こんな若い人間に東部を仕切るという重要な仕事を任せるのかと、フェリクスは思った。思いのほか、アロイスはライナーの家族の死について、責任を感じているのかもしれにない。だが、そのようなことは知ったことではない。
「フェリクス・ファウスト特別捜査官だ。共通の敵を持つ仲間だ」
「麻薬取締局か? あいにく、あんたと同じ敵なんていやしないよ」
「だが、親父さんを殺したのがアロイスだとすれば?」
そこでライナーの眉が動いた。
「畜生。どういうことだ? アロイスの兄貴は俺たちに地位を与えてくれた。それが親父を殺しただって?」
「そうだ。これを聞け」
フェリクスがテープを再生する。
テープを聞いているうちにライナーの表情が青ざめていき、それから赤くなっていった。そして、ガンとゴミ箱を蹴り飛ばす。

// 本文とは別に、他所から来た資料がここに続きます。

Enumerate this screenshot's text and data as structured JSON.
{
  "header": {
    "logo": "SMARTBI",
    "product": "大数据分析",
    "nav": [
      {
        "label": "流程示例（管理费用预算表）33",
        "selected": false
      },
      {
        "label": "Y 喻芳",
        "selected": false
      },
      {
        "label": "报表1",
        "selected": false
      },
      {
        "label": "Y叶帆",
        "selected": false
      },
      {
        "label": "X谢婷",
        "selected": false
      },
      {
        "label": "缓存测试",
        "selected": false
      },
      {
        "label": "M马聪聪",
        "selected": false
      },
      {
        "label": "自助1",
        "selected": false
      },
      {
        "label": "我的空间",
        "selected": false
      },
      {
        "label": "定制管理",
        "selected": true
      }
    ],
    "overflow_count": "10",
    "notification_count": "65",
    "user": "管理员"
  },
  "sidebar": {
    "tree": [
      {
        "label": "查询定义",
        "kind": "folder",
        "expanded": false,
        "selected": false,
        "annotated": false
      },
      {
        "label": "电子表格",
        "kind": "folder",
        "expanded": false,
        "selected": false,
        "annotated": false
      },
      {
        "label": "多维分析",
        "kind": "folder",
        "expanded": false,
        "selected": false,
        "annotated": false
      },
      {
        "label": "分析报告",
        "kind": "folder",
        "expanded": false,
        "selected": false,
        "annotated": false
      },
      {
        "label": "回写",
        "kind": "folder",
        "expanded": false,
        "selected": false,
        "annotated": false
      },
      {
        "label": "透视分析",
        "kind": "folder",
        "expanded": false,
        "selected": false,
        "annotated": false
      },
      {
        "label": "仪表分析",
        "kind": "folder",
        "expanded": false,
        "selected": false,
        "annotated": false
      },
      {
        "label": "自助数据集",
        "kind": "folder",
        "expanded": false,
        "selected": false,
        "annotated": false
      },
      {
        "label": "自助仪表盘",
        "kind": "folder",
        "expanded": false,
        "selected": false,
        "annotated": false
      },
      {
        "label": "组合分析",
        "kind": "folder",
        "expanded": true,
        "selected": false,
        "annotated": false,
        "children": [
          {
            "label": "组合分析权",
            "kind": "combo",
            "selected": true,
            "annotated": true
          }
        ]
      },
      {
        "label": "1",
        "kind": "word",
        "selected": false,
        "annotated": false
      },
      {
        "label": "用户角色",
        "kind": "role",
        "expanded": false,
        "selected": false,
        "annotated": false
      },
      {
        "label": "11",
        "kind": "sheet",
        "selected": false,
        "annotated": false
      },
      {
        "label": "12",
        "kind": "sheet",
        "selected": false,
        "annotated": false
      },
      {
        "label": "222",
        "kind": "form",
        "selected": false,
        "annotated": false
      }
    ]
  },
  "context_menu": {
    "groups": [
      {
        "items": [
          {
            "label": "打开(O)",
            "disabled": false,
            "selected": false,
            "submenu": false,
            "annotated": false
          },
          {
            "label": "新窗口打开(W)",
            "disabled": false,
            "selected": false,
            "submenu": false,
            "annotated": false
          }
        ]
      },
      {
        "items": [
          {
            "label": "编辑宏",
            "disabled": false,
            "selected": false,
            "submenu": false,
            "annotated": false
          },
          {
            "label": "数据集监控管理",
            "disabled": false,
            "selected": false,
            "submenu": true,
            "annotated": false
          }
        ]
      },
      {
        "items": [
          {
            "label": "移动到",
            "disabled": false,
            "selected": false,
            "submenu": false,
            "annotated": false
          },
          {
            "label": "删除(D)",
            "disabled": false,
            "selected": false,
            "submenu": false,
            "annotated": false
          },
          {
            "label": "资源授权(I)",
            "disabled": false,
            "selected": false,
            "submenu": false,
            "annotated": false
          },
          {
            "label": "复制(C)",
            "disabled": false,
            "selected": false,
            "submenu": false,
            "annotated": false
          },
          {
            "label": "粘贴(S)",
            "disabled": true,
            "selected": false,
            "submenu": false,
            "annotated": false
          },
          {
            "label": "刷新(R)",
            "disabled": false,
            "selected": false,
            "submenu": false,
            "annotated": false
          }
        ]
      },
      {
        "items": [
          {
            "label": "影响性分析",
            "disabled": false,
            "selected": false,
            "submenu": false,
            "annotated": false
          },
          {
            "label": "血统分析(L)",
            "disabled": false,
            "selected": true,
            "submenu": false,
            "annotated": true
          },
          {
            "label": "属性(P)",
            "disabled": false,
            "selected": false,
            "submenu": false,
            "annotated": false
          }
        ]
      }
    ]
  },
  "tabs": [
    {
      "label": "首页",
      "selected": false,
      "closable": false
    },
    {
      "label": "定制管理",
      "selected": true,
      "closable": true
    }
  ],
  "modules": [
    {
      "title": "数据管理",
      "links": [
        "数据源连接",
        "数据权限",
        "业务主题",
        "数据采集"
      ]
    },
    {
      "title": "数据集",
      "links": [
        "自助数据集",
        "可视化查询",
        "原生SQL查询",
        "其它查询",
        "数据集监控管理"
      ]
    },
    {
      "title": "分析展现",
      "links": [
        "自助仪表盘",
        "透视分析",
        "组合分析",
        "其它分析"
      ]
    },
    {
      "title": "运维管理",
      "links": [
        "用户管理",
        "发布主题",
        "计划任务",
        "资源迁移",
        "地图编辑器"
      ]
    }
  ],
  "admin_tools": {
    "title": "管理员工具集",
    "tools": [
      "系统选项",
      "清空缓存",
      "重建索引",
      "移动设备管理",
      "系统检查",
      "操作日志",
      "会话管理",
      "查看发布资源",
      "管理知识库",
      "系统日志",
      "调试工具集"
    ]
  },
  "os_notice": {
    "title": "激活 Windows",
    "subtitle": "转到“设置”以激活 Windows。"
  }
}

「クソ野郎! あのクソ野郎! あのクソあばずれ! クソ野郎どもめ!」
ライナーが叫ぶのに、部下たちが驚いて部屋にやってきた。
「おい。ヴォルフ・カルテルから監視について来た連中を今すぐ全員殺せ。ひとりも残さず殺しておけ」
「しかし、ボス」
「やれと言ったんだ!」
「りょ、了解!」
すぐに粛清が始まる。ライナーの部屋の外で銃声が響き始めた。
「クソ、クソ、クソ。フェリクス・ファウスト特別捜査官。あんたは確かに俺と共通の敵を持っているようだ」
「ああ。同意が得られて嬉しく思う」
「畜生め。あのクソ野郎」
ライナーは檻の中のクマのように部屋の中をうろうろする。
「俺に何を求める?」
「あんたがしたいようにすればいい。テープをアロイスの下に持っていて、心からの謝罪を求めてもいいし、何も言わずアロイスとヴォルフ・カルテルと抗争を始めてもいい。あんたの自由にすればいい」
「ずるいぞ、あんた。俺を焚きつけて、殺し合いをさせようってわけか?」
「そうするもしないも、あんたの自由だ、ライナー」
そうだ。お前の自由意志でアロイスとヴォルフ・カルテルと戦え。
「俺に伝えたかったのはこれだけか? 他には?」
「暫くの間、あんたを捜査対象から外す。俺たちの共通の敵であるアロイスを倒すためだ。そのためならば、暫くの間はあんたを見逃してやっておいてもいい。だが、あんたが馬鹿正直にテープをアロイスのところに持って行っても、そして殺されても、俺たちは何もしてやれないからな」
「分かってる。そんな間抜けなことはしない」
正しく行動しろよ、ライナー。あんたが行動をミスって損をするのはあんただけじゃない。俺たちも同じだ。
「ヴォルフ・カルテル相手に戦う。反ヴォルフ・カルテル連合を結成する。それでも構わないか、フェリクス・ファウスト特別捜査官?」
「好きにしてくれ」
そして、アロイスの野郎を血祭に上げてくれ。